1982 gave us a wealth of iconic, influential genre cinema: TRON, BLADE RUNNER, POLTERGEIST, FIRST BLOOD, CONAN THE BARBARIAN, CREEPSHOW and CAT PEOPLE. So, maybe that last one isn’t typically mentioned in the same breath as the others, but it should be. After all, what other film mentioned above involved the work of Paul Schrader, Alan Ormsby, Jerry Bruckheimer, Malcom McDowell, Natassja Kinksi, Giorgio Moroder and David Bowie? On paper, it reads like a film that shouldn’t be and on screen it looks and sounds like something that absolutely is, and is as deserving of a mention in the 1982 cannon as it seems defiantly opposed to such a notion.

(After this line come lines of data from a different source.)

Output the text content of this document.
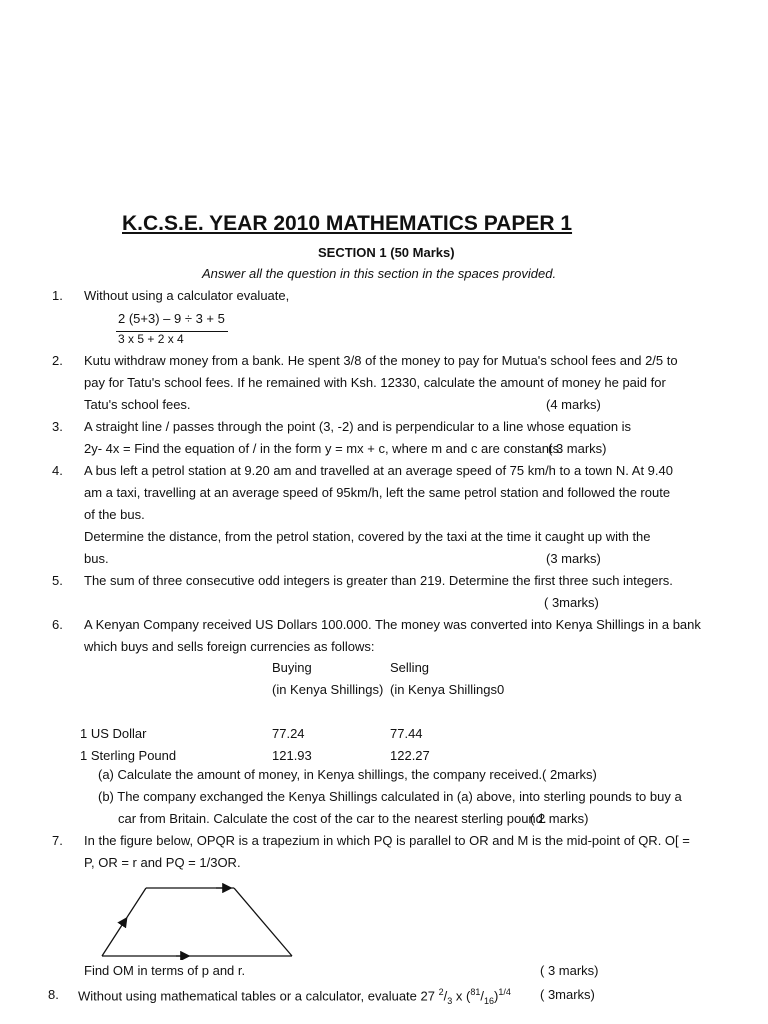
K.C.S.E. YEAR 2010 MATHEMATICS PAPER 1
SECTION 1 (50 Marks)
Answer all the question in this section in the spaces provided.
1. Without using a calculator evaluate,
2 (5+3) – 9 ÷ 3 + 5
3 x 5 + 2 x 4
2. Kutu withdraw money from a bank. He spent 3/8 of the money to pay for Mutua's school fees and 2/5 to
pay for Tatu's school fees. If he remained with Ksh. 12330, calculate the amount of money he paid for
Tatu's school fees.	(4 marks)
3. A straight line / passes through the point (3, -2) and is perpendicular to a line whose equation is
2y- 4x = Find the equation of / in the form y = mx + c, where m and c are constants.
( 3 marks)
4. A bus left a petrol station at 9.20 am and travelled at an average speed of 75 km/h to a town N. At 9.40
am a taxi, travelling at an average speed of 95km/h, left the same petrol station and followed the route
of the bus.
Determine the distance, from the petrol station, covered by the taxi at the time it caught up with the
bus.	(3 marks)
5. The sum of three consecutive odd integers is greater than 219. Determine the first three such integers.
( 3marks)
6. A Kenyan Company received US Dollars 100.000. The money was converted into Kenya Shillings in a bank
which buys and sells foreign currencies as follows:
	Buying	Selling
	(in Kenya Shillings)	(in Kenya Shillings0

1 US Dollar	77.24	77.44
1 Sterling Pound	121.93	122.27
(a) Calculate the amount of money, in Kenya shillings, the company received. ( 2marks)
(b) The company exchanged the Kenya Shillings calculated in (a) above, into sterling pounds to buy a
car from Britain. Calculate the cost of the car to the nearest sterling pound.
( 2 marks)
7. In the figure below, OPQR is a trapezium in which PQ is parallel to OR and M is the mid-point of QR. O[ =
P, OR = r and PQ = 1/3OR.
Find OM in terms of p and r.	( 3 marks)
8. Without using mathematical tables or a calculator, evaluate 27 $^2/_3$ x $(^{81}/_{16})^{1/4}$ ( 3marks)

Schrader’s film is an in-name-only remake of Jacques Tourneur’s 1942 classic horror noir, this time trading shadows for skin. Where Tourneur’s film focused on the horror of bodily transformation – and the paranoia inherent in such a thing – Schrader’s eroticizes it, keeping the action almost exclusively sexual. The result is something that feels a lot more in tradition with European art-horror from the likes of Jean Rollin or Walerian Borowczyk, with an equal emphasis put on atmosphere as well as sex.
The sex in CAT PEOPLE is decidedly aberrant, yet framed so delicately in fantasy that it is seldom appreciated for being as transgressive as it actually is. Kinski and McDowell’s characters play siblings parented by siblings due to an incestuous werecat heritage which keeps them from mating with those outside of their family, doing so results in a transformation that can only be reversed by human death. And this was all well before True Blood made shape-shifting sex fashionable. But what makes CAT PEOPLE so different from its contemporaries is that the sex has consequences both personal and non, and they are consequences that go beyond those of the slashed co-eds in series like FRIDAY THE 13TH. For all of its talk about perversity – the revelation of Kinski’s virginity is explicitly referred to as sounding “perverse” – Schrader’s film never judges its characters or their lust, it just allows them/it to be. In an extended post-human-coitus section in the later part of the film, Kinski walks around sans clothing, yet Schrader never lets the camera traverse her body or linger, he cuts from shots of her naked body and spends more time on her face, letting the character (as well as the viewer) understand the consequences of her sexual abandon.
At this point in his career, Schrader was not exactly known as an erotic filmmaker but it seemed natural for this film to follow HARDCORE and AMERICAN GIGOLO. Both films deal with sexuality in a particularly masculinized manner, with HARDCORE chronicling a father’s journey through the porn industry in search of his daughter and AMERICAN GIGOLO being about, well, a gigolo. Though CAT PEOPLE’s narrative does involve men, particularly McDowell’s character, its focus is on Kinski and her character’s sexual awakening, understanding and transgressions. Where Schrader’s prior two films were fairly traditional, Hollywood narratives, CAT PEOPLE is decidedly non-conformist in its structure, appearance and portrayal of female sexuality. Schrader wouldn’t dabble in the erotic too much after this – though AUTO FOCUS would explicitly deal with sex, it was far from erotic – outside of the fiasco that was/is THE CANYONS, but CAT PEOPLE maintains as important an erotic work of the 1980s as 9 ½ WEEKS or CRUISING and, as a result, is one of the more important genre films of the decade too. It’s time to start mentioning it with the best of them.